Maintenant que les entreprises se reconnaissent une responsabilité à l’endroit d’autres parties prenantes que leurs seuls actionnaires, il est normal que leur performance en matière de responsabilité sociale compte dans la rémunération de leurs dirigeants. Autrement, les belles paroles sur les valeurs qu’on trouve sur les sites Web risquent de rester à peine mieux que des vœux pieux.

Dis-moi pour quoi tu paies…

Si bien intentionnés fussent-ils, les premiers régimes de bonification des dirigeants ont montré leur potentiel d’effets pervers. On a découvert que, grâce à des régimes mal conçus, les dirigeants pouvaient parfois maximiser leur propre rémunération au détriment de l’intérêt des actionnaires. Des dirigeants ont manipulé le rythme de comptabilisation des bénéfices en fonction de leurs primes, ont induit en erreur des CA quant au potentiel réel de leur entreprise afin de fixer des objectifs facilement atteignables, ont pris trop ou pas assez de risques, ont évité des projets prometteurs mais «difficiles» ou ignoré le coût du capital.

Au fil du temps, les régimes de rémunération variable ont gagné en complexité afin d’éliminer ces effets pervers et d’aligner l’intérêt des dirigeants avec celui des actionnaires. Ce cheminement a aussi permis de constater que les régimes de rémunération sont le moyen pour les CA de communiquer aux dirigeants quels comportements et résultats sont vraiment privilégiés. Si les «valeurs d’entreprise» sont autre chose qu’un exercice de relations publiques, elles doivent se traduire en valeurs pour les dirigeants d’entreprise.

Aux États-Unis, nombre d’hôpitaux sont à but lucratif, parfois exploités par des sociétés cotées en Bourse. Comme dans toute entreprise d’importance, une part de la rémunération des dirigeants est variable. Le plus souvent, cette «performance» se mesure encore dans sa seule dimension financière. Mais une pratique émergente intègre des mesures de qualité de soins et de satisfaction des patients au calcul de la rémunération incitative annuelle.

Par exemple, pour les dirigeants de Tenet Healthcare Corporation et de ses 77 hôpitaux, 25% de la rémunération variable tient à des mesures comme le taux d’infections nosocomiales ou le taux de réadmission des patients. Même le chef de la direction financière du groupe voit sa rémunération liée au taux de satisfaction des patients. Depuis 2014, 15% de la rémunération incitative annuelle des dirigeants de Hospital Corporation of America (165 hôpitaux) est liée aux taux de diverses infections nosocomiales. Pour ces gestionnaires, le message est clair: la qualité n’est pas qu’un discours; elle trouvera le chemin de votre portefeuille.

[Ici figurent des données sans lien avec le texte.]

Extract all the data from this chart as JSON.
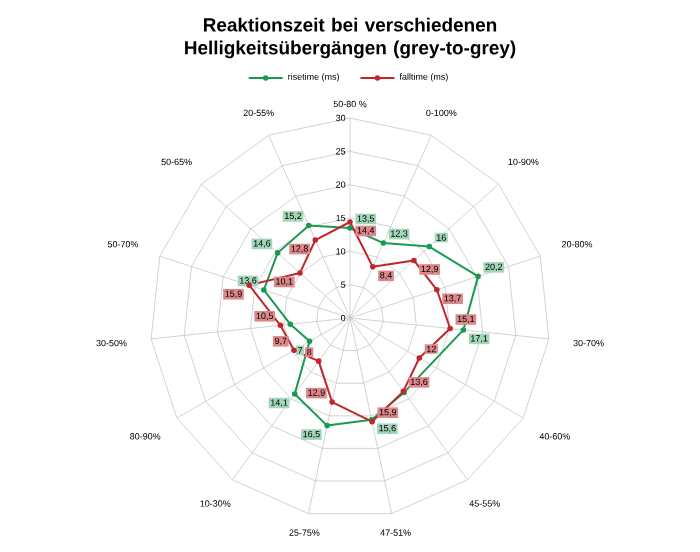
{
  "chart_data": {
    "type": "radar",
    "title": "Reaktionszeit bei verschiedenen Helligkeitsübergängen (grey-to-grey)",
    "categories": [
      "50-80 %",
      "0-100%",
      "10-90%",
      "20-80%",
      "30-70%",
      "40-60%",
      "45-55%",
      "47-51%",
      "25-75%",
      "10-30%",
      "80-90%",
      "30-50%",
      "50-70%",
      "50-65%",
      "20-55%"
    ],
    "series": [
      {
        "name": "risetime (ms)",
        "color": "#1a9a50",
        "values": [
          13.5,
          12.3,
          16,
          20.2,
          17.1,
          null,
          13.8,
          15.6,
          16.5,
          14.1,
          7,
          9,
          13.6,
          14.6,
          15.2
        ],
        "value_labels": [
          "13,5",
          "12,3",
          "16",
          "20,2",
          "17,1",
          null,
          null,
          "15,6",
          "16,5",
          "14,1",
          "7",
          null,
          "13,6",
          "14,6",
          "15,2"
        ]
      },
      {
        "name": "falltime (ms)",
        "color": "#c0262b",
        "values": [
          14.4,
          8.4,
          12.9,
          13.7,
          15.1,
          12,
          13.6,
          15.9,
          12.9,
          8,
          9.7,
          10.5,
          15.9,
          10.1,
          12.8
        ],
        "value_labels": [
          "14,4",
          "8,4",
          "12,9",
          "13,7",
          "15,1",
          "12",
          "13,6",
          "15,9",
          "12,9",
          "8",
          "9,7",
          "10,5",
          "15,9",
          "10,1",
          "12,8"
        ]
      }
    ],
    "ylim": [
      0,
      30
    ],
    "yticks": [
      0,
      5,
      10,
      15,
      20,
      25,
      30
    ],
    "grid": true,
    "legend": "top",
    "marker": "circle"
  }
}
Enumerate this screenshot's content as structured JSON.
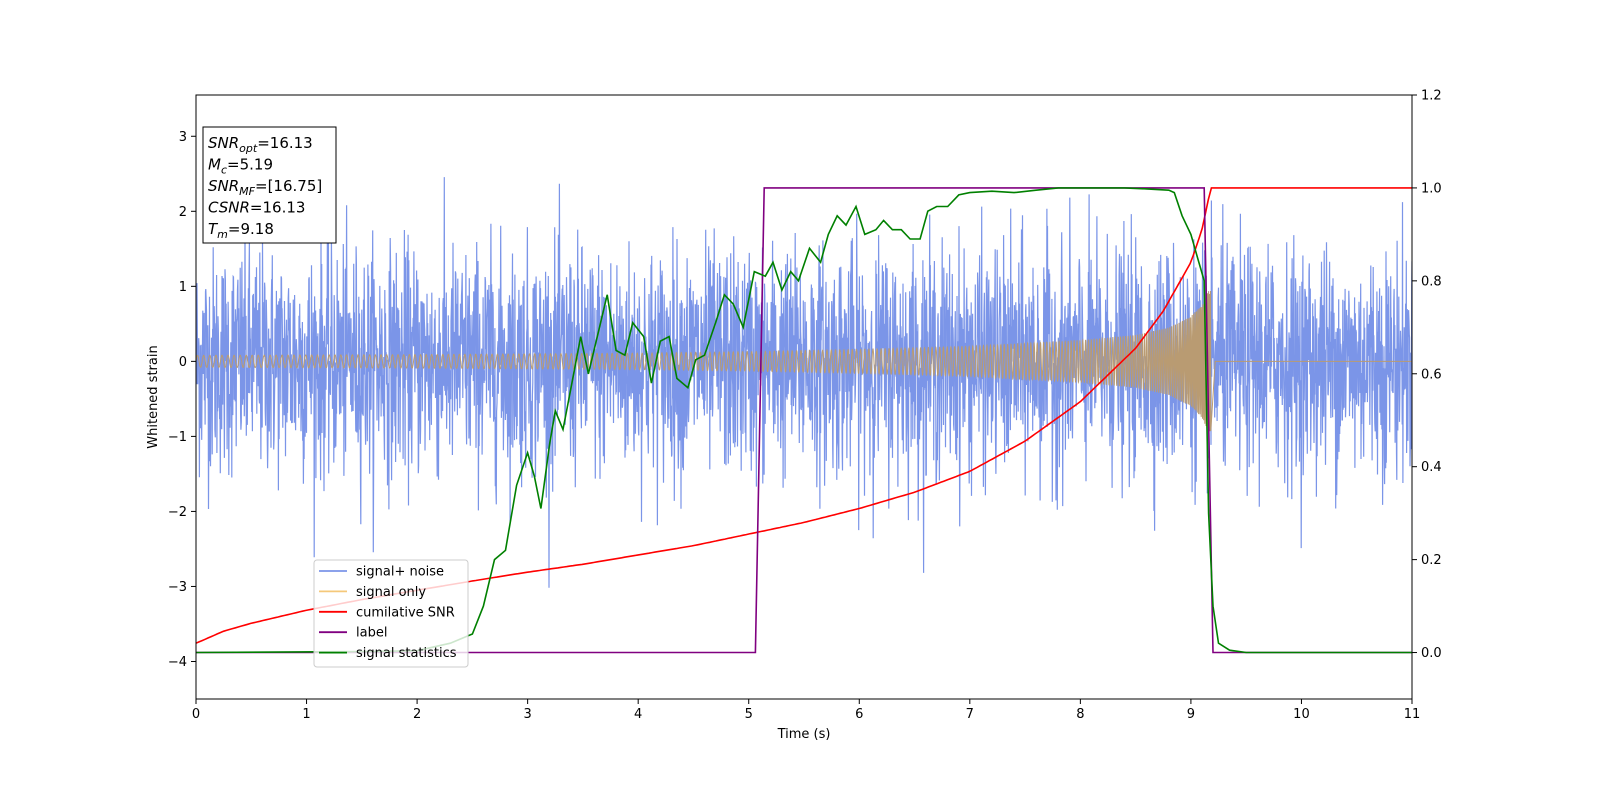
{
  "chart_data": {
    "type": "line",
    "xlabel": "Time (s)",
    "ylabel": "Whitened strain",
    "xlim": [
      0,
      11
    ],
    "ylim": [
      -4.5,
      3.55
    ],
    "y2lim": [
      -0.1,
      1.2
    ],
    "x_ticks": [
      0,
      1,
      2,
      3,
      4,
      5,
      6,
      7,
      8,
      9,
      10,
      11
    ],
    "y_ticks": [
      -4,
      -3,
      -2,
      -1,
      0,
      1,
      2,
      3
    ],
    "y2_ticks": [
      "0.0",
      "0.2",
      "0.4",
      "0.6",
      "0.8",
      "1.0",
      "1.2"
    ],
    "legend_position": "lower-left",
    "series": [
      {
        "name": "signal+ noise",
        "axis": "left",
        "color": "#7b95e8",
        "style": "noise",
        "sigma": 0.75,
        "span": [
          0,
          11
        ]
      },
      {
        "name": "signal only",
        "axis": "left",
        "color": "#f5c87a",
        "style": "chirp",
        "t_merge": 9.18,
        "envelope": [
          [
            0,
            0.08
          ],
          [
            2,
            0.09
          ],
          [
            4,
            0.11
          ],
          [
            5,
            0.13
          ],
          [
            6,
            0.16
          ],
          [
            7,
            0.2
          ],
          [
            8,
            0.28
          ],
          [
            8.5,
            0.35
          ],
          [
            8.8,
            0.45
          ],
          [
            9.0,
            0.6
          ],
          [
            9.1,
            0.75
          ],
          [
            9.18,
            1.0
          ]
        ]
      },
      {
        "name": "cumilative SNR",
        "axis": "right",
        "color": "#ff0000",
        "points": [
          [
            0,
            0.02
          ],
          [
            0.25,
            0.046
          ],
          [
            0.5,
            0.063
          ],
          [
            1,
            0.091
          ],
          [
            1.5,
            0.114
          ],
          [
            2,
            0.134
          ],
          [
            2.5,
            0.154
          ],
          [
            3,
            0.173
          ],
          [
            3.5,
            0.19
          ],
          [
            4,
            0.21
          ],
          [
            4.5,
            0.23
          ],
          [
            5,
            0.255
          ],
          [
            5.5,
            0.28
          ],
          [
            6,
            0.31
          ],
          [
            6.5,
            0.345
          ],
          [
            7,
            0.39
          ],
          [
            7.5,
            0.455
          ],
          [
            8,
            0.54
          ],
          [
            8.5,
            0.655
          ],
          [
            8.75,
            0.735
          ],
          [
            9,
            0.84
          ],
          [
            9.1,
            0.91
          ],
          [
            9.18,
            1.0
          ],
          [
            11,
            1.0
          ]
        ]
      },
      {
        "name": "label",
        "axis": "right",
        "color": "#800080",
        "points": [
          [
            0,
            0
          ],
          [
            5.06,
            0
          ],
          [
            5.14,
            1.0
          ],
          [
            9.12,
            1.0
          ],
          [
            9.2,
            0
          ],
          [
            11,
            0
          ]
        ]
      },
      {
        "name": "signal statistics",
        "axis": "right",
        "color": "#008000",
        "points": [
          [
            0,
            0.0
          ],
          [
            1.5,
            0.002
          ],
          [
            2.0,
            0.004
          ],
          [
            2.3,
            0.02
          ],
          [
            2.4,
            0.03
          ],
          [
            2.5,
            0.04
          ],
          [
            2.6,
            0.1
          ],
          [
            2.7,
            0.2
          ],
          [
            2.8,
            0.22
          ],
          [
            2.9,
            0.36
          ],
          [
            3.0,
            0.43
          ],
          [
            3.06,
            0.38
          ],
          [
            3.12,
            0.31
          ],
          [
            3.2,
            0.45
          ],
          [
            3.25,
            0.52
          ],
          [
            3.32,
            0.48
          ],
          [
            3.4,
            0.58
          ],
          [
            3.48,
            0.68
          ],
          [
            3.55,
            0.6
          ],
          [
            3.65,
            0.7
          ],
          [
            3.72,
            0.77
          ],
          [
            3.8,
            0.65
          ],
          [
            3.88,
            0.64
          ],
          [
            3.95,
            0.71
          ],
          [
            4.05,
            0.68
          ],
          [
            4.12,
            0.58
          ],
          [
            4.2,
            0.67
          ],
          [
            4.28,
            0.68
          ],
          [
            4.35,
            0.59
          ],
          [
            4.45,
            0.57
          ],
          [
            4.52,
            0.63
          ],
          [
            4.6,
            0.64
          ],
          [
            4.7,
            0.71
          ],
          [
            4.78,
            0.77
          ],
          [
            4.86,
            0.75
          ],
          [
            4.95,
            0.7
          ],
          [
            5.05,
            0.82
          ],
          [
            5.15,
            0.81
          ],
          [
            5.22,
            0.84
          ],
          [
            5.3,
            0.78
          ],
          [
            5.38,
            0.82
          ],
          [
            5.45,
            0.8
          ],
          [
            5.55,
            0.87
          ],
          [
            5.65,
            0.84
          ],
          [
            5.72,
            0.9
          ],
          [
            5.8,
            0.94
          ],
          [
            5.88,
            0.92
          ],
          [
            5.97,
            0.96
          ],
          [
            6.05,
            0.9
          ],
          [
            6.15,
            0.91
          ],
          [
            6.22,
            0.93
          ],
          [
            6.3,
            0.91
          ],
          [
            6.38,
            0.91
          ],
          [
            6.46,
            0.89
          ],
          [
            6.55,
            0.89
          ],
          [
            6.62,
            0.95
          ],
          [
            6.7,
            0.96
          ],
          [
            6.8,
            0.96
          ],
          [
            6.9,
            0.985
          ],
          [
            7.0,
            0.99
          ],
          [
            7.2,
            0.993
          ],
          [
            7.4,
            0.99
          ],
          [
            7.6,
            0.995
          ],
          [
            7.8,
            1.0
          ],
          [
            8.0,
            1.0
          ],
          [
            8.4,
            1.0
          ],
          [
            8.6,
            0.998
          ],
          [
            8.8,
            0.995
          ],
          [
            8.85,
            0.99
          ],
          [
            8.92,
            0.94
          ],
          [
            9.0,
            0.9
          ],
          [
            9.06,
            0.85
          ],
          [
            9.12,
            0.8
          ],
          [
            9.16,
            0.3
          ],
          [
            9.2,
            0.1
          ],
          [
            9.25,
            0.02
          ],
          [
            9.35,
            0.005
          ],
          [
            9.5,
            0.0
          ],
          [
            11,
            0.0
          ]
        ]
      }
    ]
  },
  "info_box": [
    {
      "main": "SNR",
      "sub": "opt",
      "rest": "=16.13"
    },
    {
      "main": "M",
      "sub": "c",
      "rest": "=5.19"
    },
    {
      "main": "SNR",
      "sub": "MF",
      "rest": "=[16.75]"
    },
    {
      "main": "CSNR",
      "sub": "",
      "rest": "=16.13"
    },
    {
      "main": "T",
      "sub": "m",
      "rest": "=9.18"
    }
  ]
}
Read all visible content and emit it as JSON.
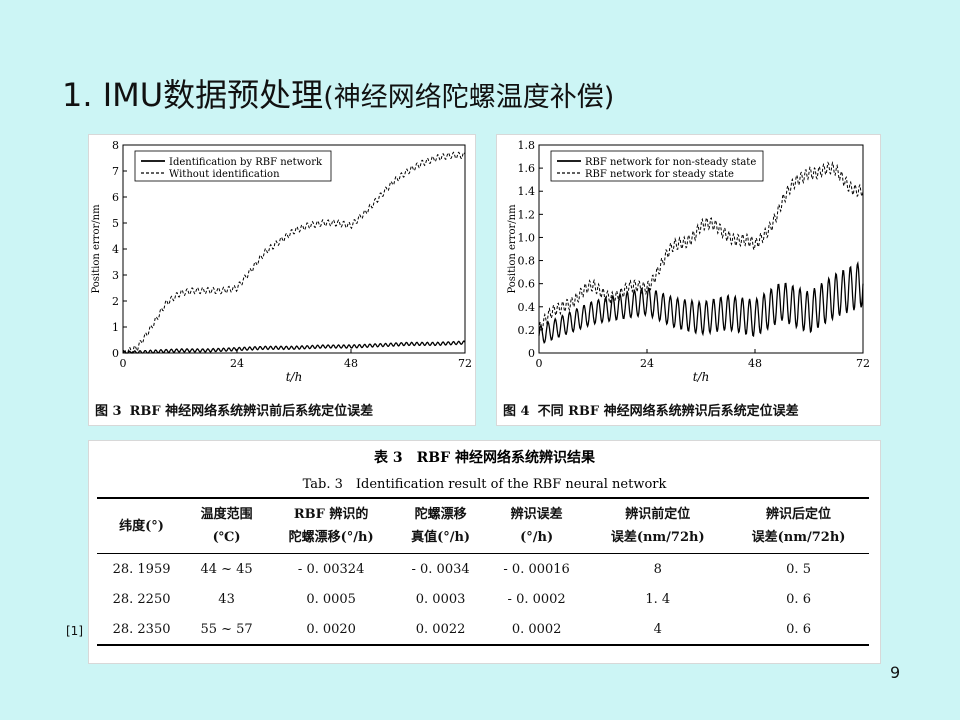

Cette pratique n’est pas encore généralisée, mais la pression des groupes de consommateurs rend sa progression incontournable.

On dit souvent que les dirigeants communiquent davantage par leurs gestes que par leurs mots. Dans la même logique, on peut affirmer qu’un CA communique ses véritables priorités davantage avec des chèques qu’avec des paroles. Non seulement les entreprises pour qui la responsabilité sociale est une vraie priorité mesureront leur performance à cet égard, mais elles en tiendront compte dans la rémunération de leurs dirigeants.

Comme disent les anglophone, «Put your money where your mouth is!»